Paris is very big, not as big as New York, nothing is.  The show, “Fun Home,” is partly about how big your parents are, particularly your opposite-sex parent.  If your same-sex parent shows you how you are, the other shows how you could be, or what about you may not be expressed.

Paris, nothing was simultaneously more foreign and more familiar.  Paris was the scariest thing I ever did, until I moved to New York.  Only some language, only a little money, all alone.

How big is the subway?  Small enough to bomb, each of us are marooned on its cars, in these tiny worlds with no one able to get to us, stop to stop, and we know that, except on rides we are falling asleep.  There was a news item recently: crime is up on the subway.  The police remark, there is more crime because people are so comfortable on the subway now, they fall asleep.

Last week a man in the car with me slumped over, and another man asked if we should pull the emergency brake, and a third man said, no, it’s better to get him to the next stop, anyway.  And all of us in the car, we all sat and there was plenty of space between us, looked at each other to show we were concerned for each other.  The man who slumped revived and got off at the next stop.

My father actually is larger-than-life, yours may be, too.

New York is much bigger than Paris.  So big, I was in Times Square, I didn’t know it had happened, and when I got home to pore over every word, I hadn’t known anything was different, anyone was distressed, anywhere, because there you are in such a funny way, cocooned in so much flash.

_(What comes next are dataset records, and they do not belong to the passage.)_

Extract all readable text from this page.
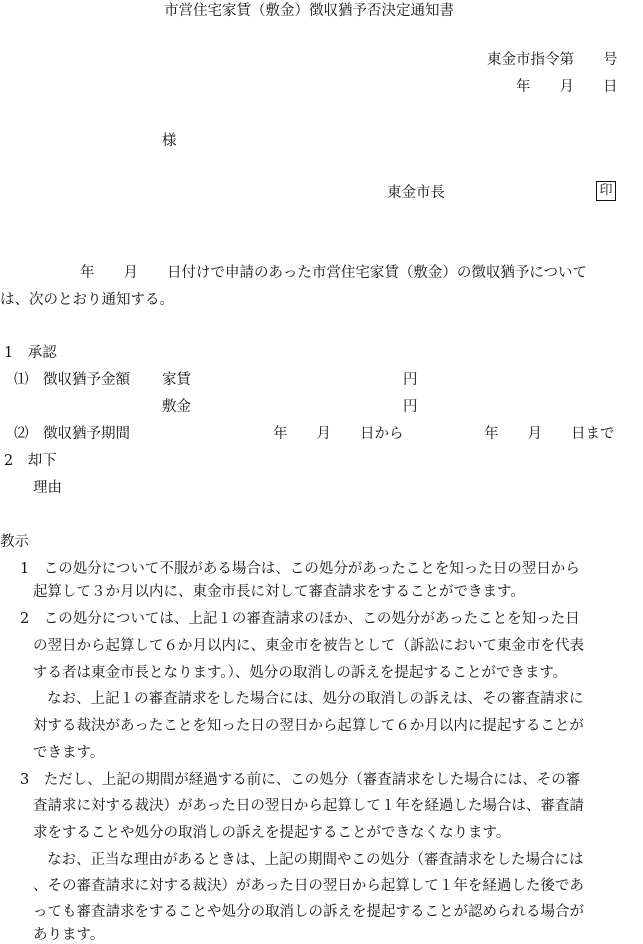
市営住宅家賃（敷金）徴収猶予否決定通知書
東金市指令第　　号
年　　月　　日
様
東金市長	印
年　　月　　日付けで申請のあった市営住宅家賃（敷金）の徴収猶予について
は、次のとおり通知する。
1　承認
⑴　徴収猶予金額 家賃	円
敷金	円
⑵　徴収猶予期間	年　　月　　日から	年　　月　　日まで
2　却下
理由
教示
1　この処分について不服がある場合は、この処分があったことを知った日の翌日から
起算して３か月以内に、東金市長に対して審査請求をすることができます。
2　この処分については、上記１の審査請求のほか、この処分があったことを知った日
の翌日から起算して６か月以内に、東金市を被告として（訴訟において東金市を代表
する者は東金市長となります。）、処分の取消しの訴えを提起することができます。
なお、上記１の審査請求をした場合には、処分の取消しの訴えは、その審査請求に
対する裁決があったことを知った日の翌日から起算して６か月以内に提起することが
できます。
3　ただし、上記の期間が経過する前に、この処分（審査請求をした場合には、その審
査請求に対する裁決）があった日の翌日から起算して１年を経過した場合は、審査請
求をすることや処分の取消しの訴えを提起することができなくなります。
なお、正当な理由があるときは、上記の期間やこの処分（審査請求をした場合には
、その審査請求に対する裁決）があった日の翌日から起算して１年を経過した後であ
っても審査請求をすることや処分の取消しの訴えを提起することが認められる場合が
あります。
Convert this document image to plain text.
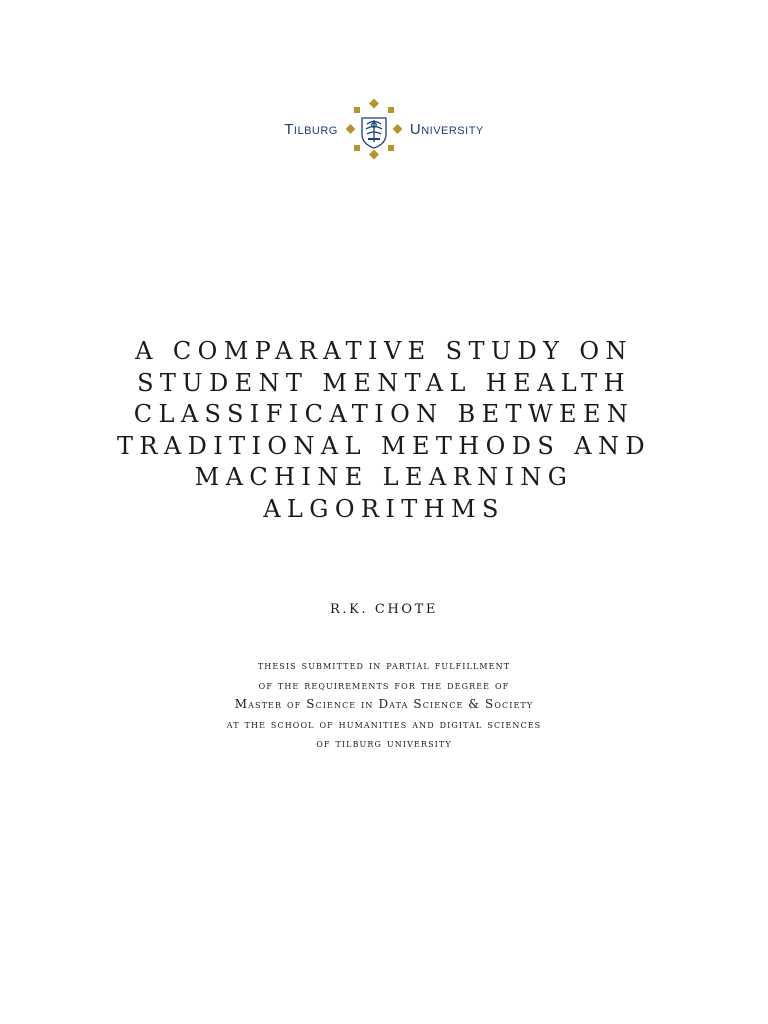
Tilburg	University
A COMPARATIVE STUDY ON
STUDENT MENTAL HEALTH
CLASSIFICATION BETWEEN
TRADITIONAL METHODS AND
MACHINE LEARNING
ALGORITHMS
R.K. CHOTE
thesis submitted in partial fulfillment
of the requirements for the degree of
Master of Science in Data Science & Society
at the school of humanities and digital sciences
of tilburg university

Why my father is huge: his opinion, his knowledge, his voice, his integrity, his edges.  He is still all that, although now a regular-sized person, too, whom I talk to about the weather and where I’ve been.

In the show, the daughter wonders so much, so many things, about her father, I do not wonder much about mine, he is ready to answer, and would usually say, God.  For all the things I am not, I have fiction.

In the one moment as we were applauding the actors, nothing bad had happened in Paris.  Then they made announcement, “the events in Paris,” there is always this moment right before, when everything is all right, of course, it isn’t, you just think it is all right, for no real reason, you have times you think everything is all right, and times you think everything is wrong.

One person, one man, seven people, seven men, in Paris, big men, or small men.

At church they said, this is what happens.  This is why we are here.  That was true and right.

I had been, earlier, comforted by a quote of Martin Luther’s: “Let yourself be helped.”  How big must we be, to let ourselves be helped?


One thought on “Big

  1. How big is your God? Many people demand a small god that they can keep in a box they have built. A small god who makes no demands on them but also a god upon whom they should have no real expectations. My God is the Impossibly GREAT creator of the universe and my ways are not His ways–my thoughts are not His thoughts. But thankfully, my God loves me so much that He listens to all my prayers and answers in daily and understandable ways. I cannot help but love and obey, as best as I can, my God. And I try very hard never to take credit for how He blesses me or allows me to serve Him in amazing ways. Thank you Daughter for your kind comments.